The Hermitage is one of these, the prospect from which, on a clear, sunny day, is such as to commend the choice of the anchorite, who is said to have exchanged the excitements of a court for retirement in such a spot. The tradition is, that Ethelwald, brother of King Athelstan, who succeeded his father, Edward (924), retired here to escape the perils of the period; a tradition which receives support from the following royal presentations found on the rolls of Edward: “On the
2nd of February, Edward III., 1328, John Oxindon was presented by the king to the hermitage of Athelardestan, near Bridgnorth. On 7 Edward III., Andrew Corbriggs was similarly presented to the hermitage of Adlaston, near Bridgnorth. On 9 Edward III., 1335, Edmund de la Marc was presented to the hermitage of Athelaxdestan,” a name signifying the stone or rock of Ethelwald.

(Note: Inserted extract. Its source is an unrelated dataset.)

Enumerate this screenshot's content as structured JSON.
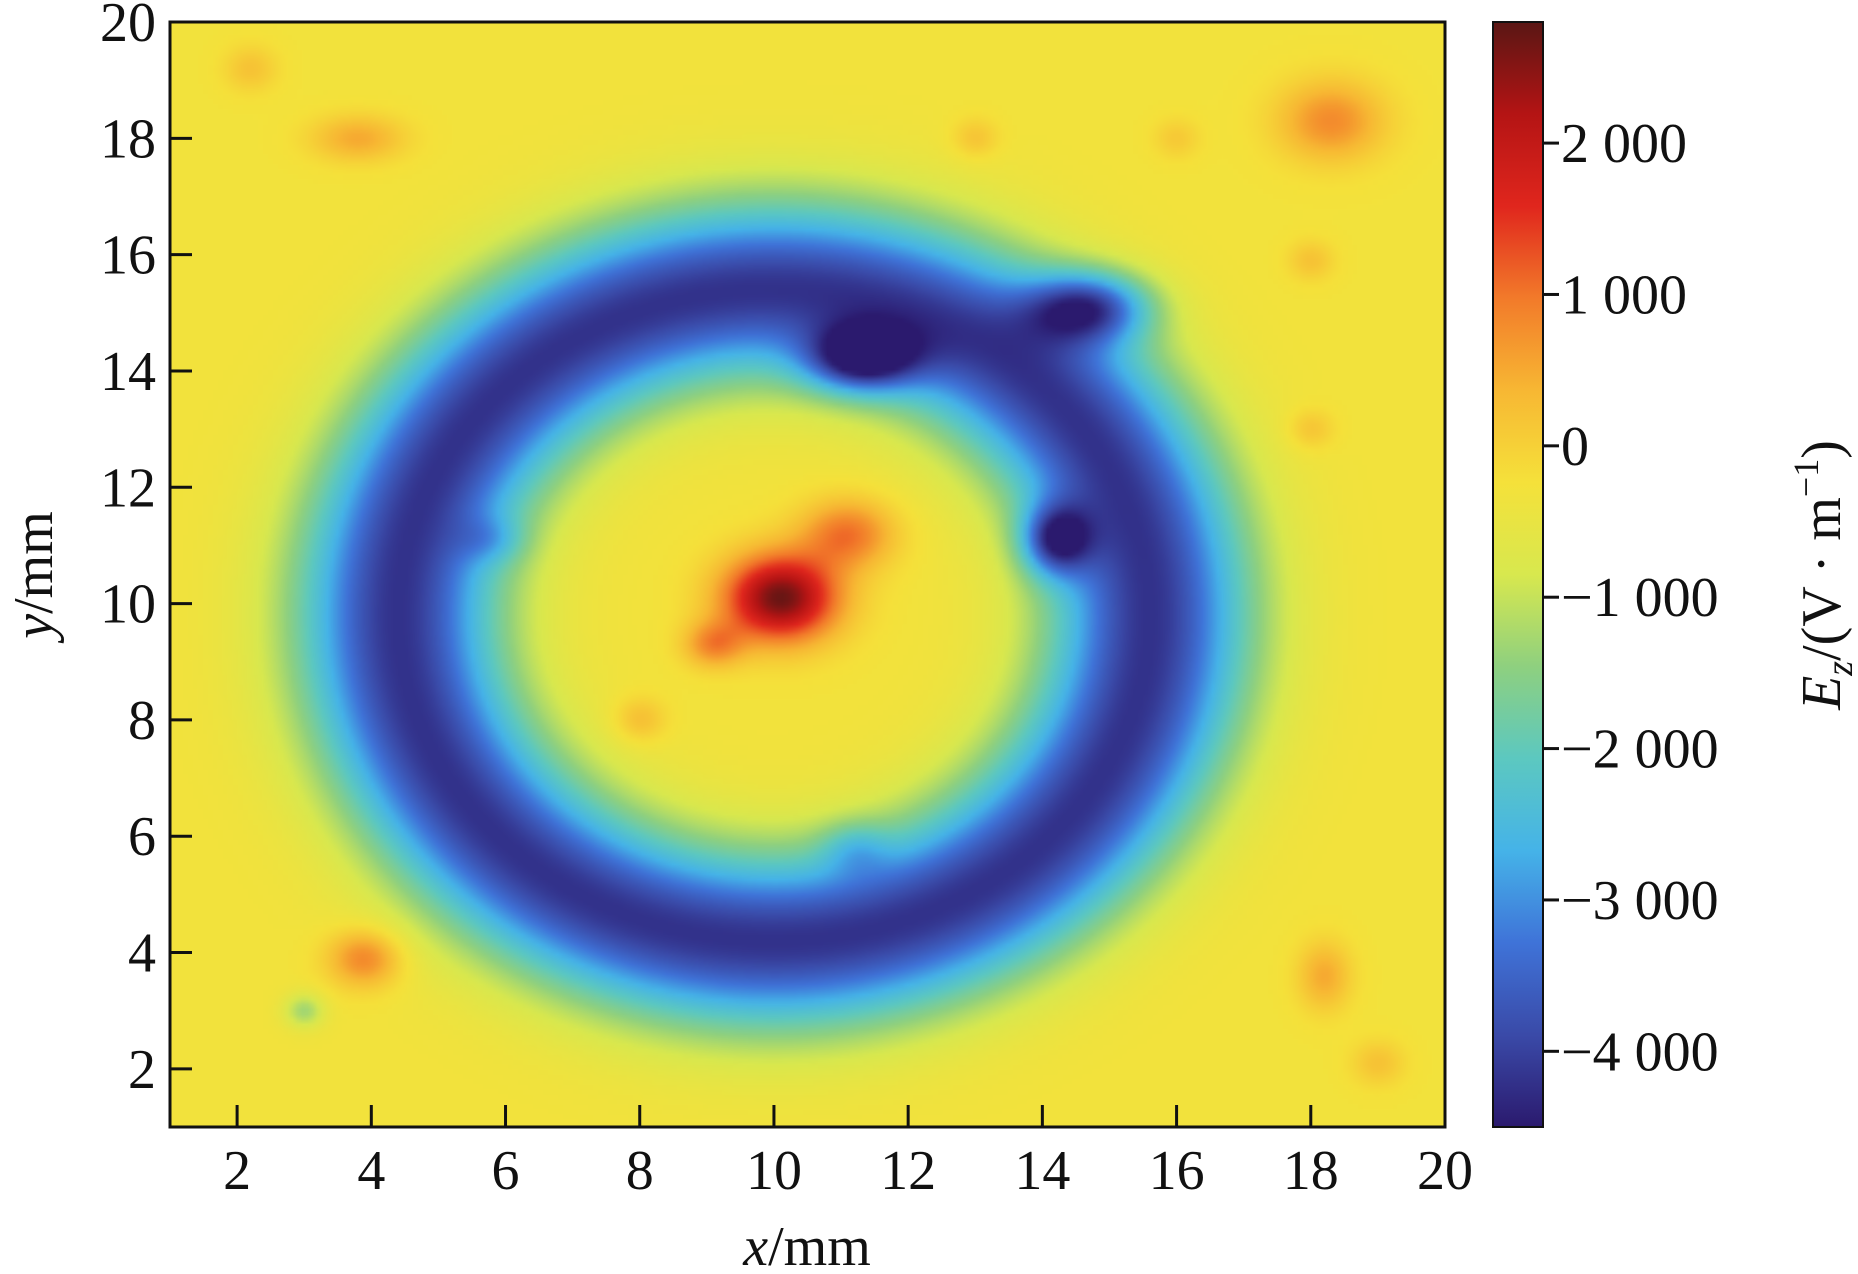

The Cemetery lies embosomed in a sunny opening of the rocks below the Hermitage, where nature and art combined—the former predominating so much by means of a noble amphitheatre of rocks—have given to the spot a quiet, pleasing interest. Outside the Cemetery, a winding path leads to the High Rocks, the road to which the inhabitants have recently improved. This elevated position above the Severn well deserves a visit, commanding as it does the Vale, through which the river winds amidst alluvial lands, bounded by the heights of Apley and Stanley, the hills of the Wrekin and Caradoc, and those of the Brown and Titterstone Clees, with the Abberley and Malvern hills in the distance. The castellated structure at the foot of the High Rocks, now used for manufacturing purposes, occupies the site of the Old Town’s Mills, given by Henry III. to the inhabitants, and out of which he made provision for the hermit of Mount St. Gilbert.